I understand what you're saying.  But so far, the data we have from the Regan audit in 1990 and the new study seem to show comparable adult cheating.  The new study also reported that it appeared that the problem was twice as bad in NYC as in the rest of NYS.  But the new study just looked at how scores were clustered and did not examine individual test answer packets.

My guess would be that if a serious audit of Regents and RCT exam paper scoring - both objective items and essays - was done, and I mean a large-scale one, it would indeed turn out that there is more cheating due to more pressure now than when Regan did his objective answer audit.  But ... we need the hard data to be sure.

What the current study illustrates is that claimed improvements in NYC DOE graduation rates are most likely nonsense.

Dee Alpert
I think it's also much too easy to view cheating as merely a matter of erasures followed with adult-provided correct answers, especially now. That kind of cheating is, in relative terms, easier to catch.

There are many other ways to cheat, and many more reasons to do so given the pressures on teachers and principals. One can engineer where particular students sit, or leave helpful charts and posters on classroom walls, or provide shaded verbal guidance, or cough or nudge a student, or even look the other way when a stronger student is "helping" a weaker one.

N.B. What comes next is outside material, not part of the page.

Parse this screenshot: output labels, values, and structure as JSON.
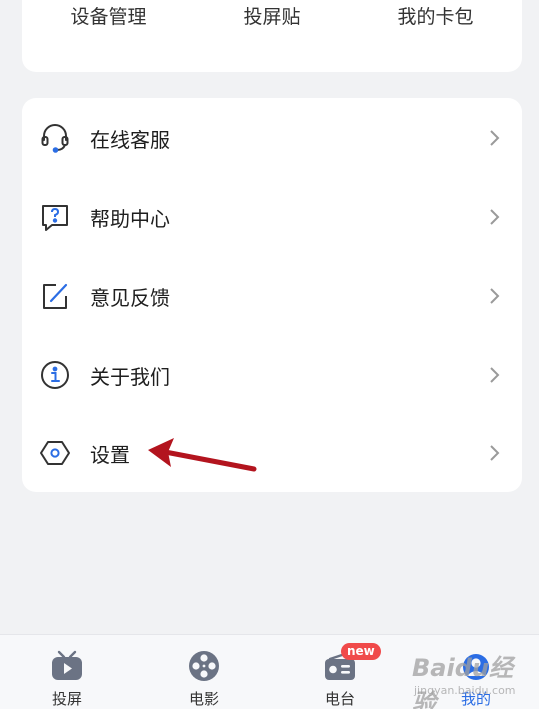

Whatever the NYS studies show, the degree of adult and adult-facilitated cheating is almost certainly greater than it was in the 1990s. Anecdotal evidence, much of it provided by currently active teachers on blogs and on comments to blog postings, seems almost invariably to agree with that perception.

Steve Koss

 

Whatever anyone says about cheating, the sad fact is that with all of the cheating that goes  on the results are still so awful.  And even worse, if you take a look at the exams.  Few require much in the way of subject knowledge.  They're mostly (merely) reading tests.